Before Duquesne’s round-of-32 game against Connecticut in the NCAA women’s basketball tournament, the Dukes bluntly said they would not be distracted by the illustrious UConn aura. They believed that the Huskies, then 33-0 and winners of 70 games in a row, were in fact beatable.
Word of the chirping reached the UConn locker room. On Monday, UConn responded by throttling Duquesne, 97-51.
Mississippi State was wise enough to not make any predictions about beating the Huskies before their round-of-16 matchup in the Bridgeport Regional, which may have come as a disappointment to the UConn faithful. Throughout this season, when teams have been emboldened to publicly challenge UConn’s status, the Huskies have thrived.
The lack of bulletin board material did not slow top-seeded Connecticut on Saturday, as they dominated fifth-seeded Mississippi State 98-38 at Webster Bank Arena.
Breanna Stewart had 22 points, 14 rebounds and five blocks in 25 minutes. Katie Lou Samuelson added 21 points for the Huskies.

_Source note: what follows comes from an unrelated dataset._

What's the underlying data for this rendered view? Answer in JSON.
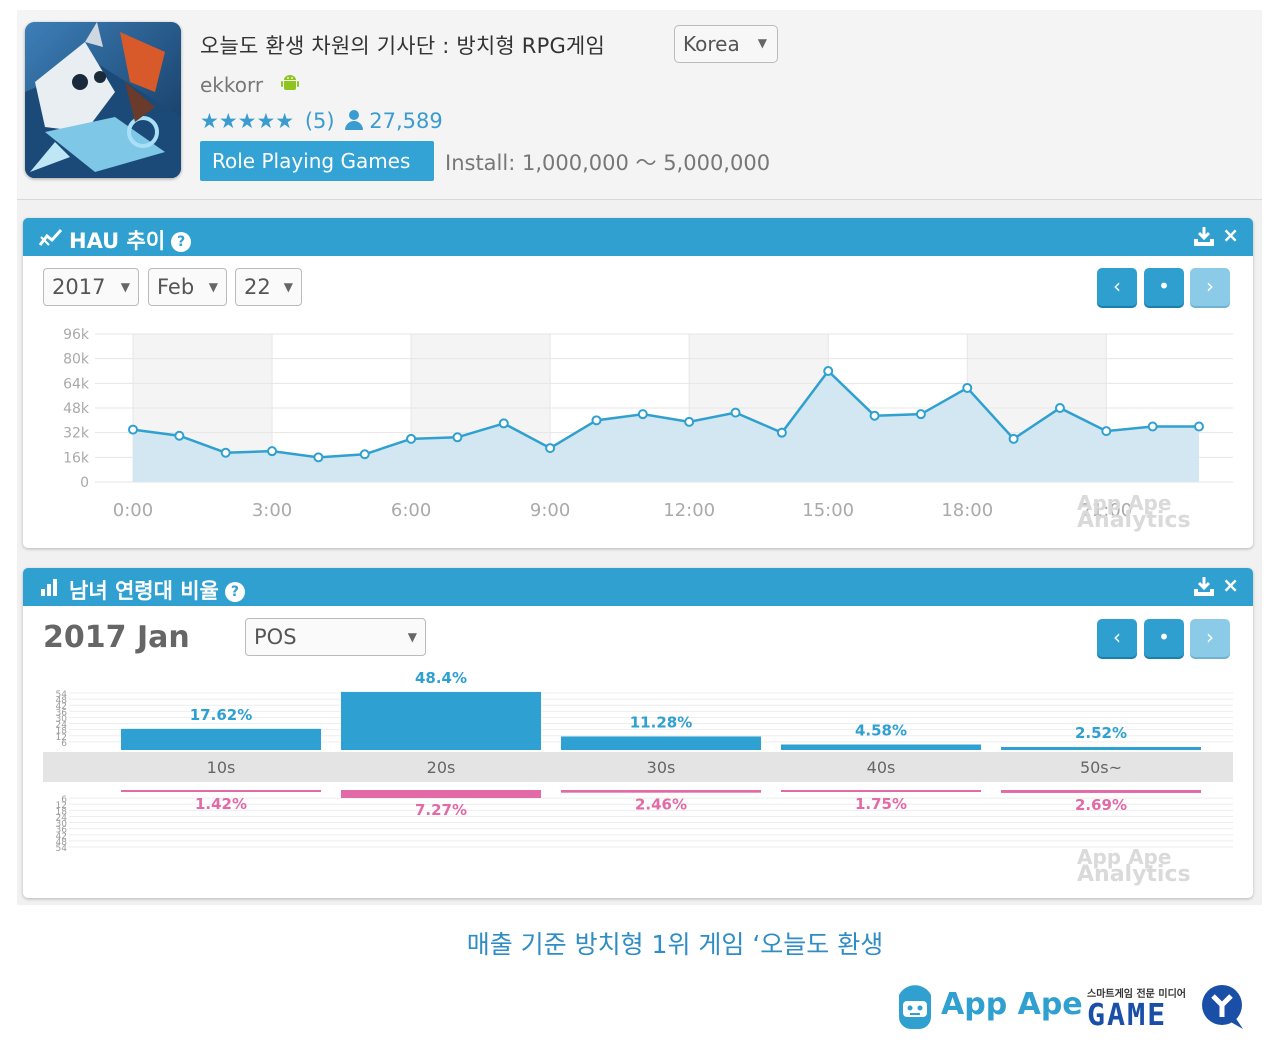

In one minor moment of boastfulness Friday, Mississippi State’s leading scorer, Victoria Vivians, said she thought the Bulldogs could win without her offensive contributions by getting defensive stops in transition.
That proved to be false. Vivians shot 3-for-15 from the field, and UConn spent a majority of the afternoon freely sprinting up the court for uncontested layups, causing Mississippi State coach Vic Schaefer to compare them to “piranhas on a roast.”
“We’re always like, ‘Why are you lighting a fire?’ ” Kia Nurse, a sophomore guard for UConn, said Friday, adding: “We’ve heard the ‘We’re pretty beatable’ comment a couple of times; it’s like a repetitive comment, for some reason. We’re confident in what we do, and we understand that we’re not invincible, but at the same time we’re coming out every single time focused and ready to go and with the intent of winning that game.”
Last weekend, UConn was taken aback when Duquesne guard Deva’Nyar Workman said UConn was not “superhuman,” and she would not “get caught up in their greatness.” At the American Athletic Conference tournament this month, South Florida’s Courtney Williams also claimed the Huskies were not unbeatable.
The Bulls went 0-3 against the Huskies this season, including a 77-51 loss in the conference tournament championship game.
“When we hear things like that, we’re like, ‘Let’s show them who’s really beatable,’ so we go out there and play extra hard and show them why we’re here and why we’re so successful,” said Saniya Chong, a junior guard for the Huskies.
Occasionally, during timeout huddles or pregame shoot-arounds, players will bring up an opponent’s recent comments, as a motivational tactic.
UConn coach Geno Auriemma is also a fan of teams that publicly challenge the Huskies.
“I think that forces you to be better that night as opposed to a team that comes in and goes, ‘You know what, we got nothing to lose; we’re just going to go play the game, and we’re leaving after the game when we lose by 50,’ ” Auriemma said. “So nobody wants to play a team like that.”
Entering the game, Schaefer said the Bulldogs could build off its battles in the Southeastern Conference, which included two wins over Tennessee. But he said he would not provide a grandiose motivational speech about upsetting Connecticut.
“You know, kids are pretty smart,” Schaefer said Friday. “So I think you can say it, but they’re probably going to look at me with crossed eyes and go, ‘Huh?’ I think everybody in the country and the world that has a heartbeat understands what you’re dealing with, 71 games in a row.”
With Saturday’s win, UConn extended its unbeaten streak to 72, and 35 this season.
Despite the absence of taunts, Schaefer said the Huskies received even more motivation after two No. 1 seeds — South Carolina and Notre Dame — both fell Friday.
“I thought it worked against us,” Schaefer said. “I didn’t think it would work for me. I felt like this is the worst thing that could have happened.”
UConn opened the game on a 13-0 run. It led 32-4 after one quarter and 61-12 at halftime. Shooting almost 63 percent from the field for the afternoon, the Huskies led by as many as 68 points in the fourth quarter. Mississippi State missed all 14 of its 3-point attempts.
Those stats create a strong case for UConn’s invincibility. Before Saturday’s game, Auriemma was the only person actually willing to admit that the Huskies could be taken down.
“I’m thinking, like, everybody should say that because it’s true,” Auriemma said. “I think every team is beatable, and I think it’s good when you play a team that thinks if we do A, B, and C, we’re going to win this game.”
After Saturday’s masterful performance, Schaefer disagreed.
“Today, it felt like I was playing a WNBA team,” Schaefer said. “That team right there probably finishes — I don’t know what team in the league they can’t compete with.
“They play like they play today, there’s not anybody in the country that can beat them.”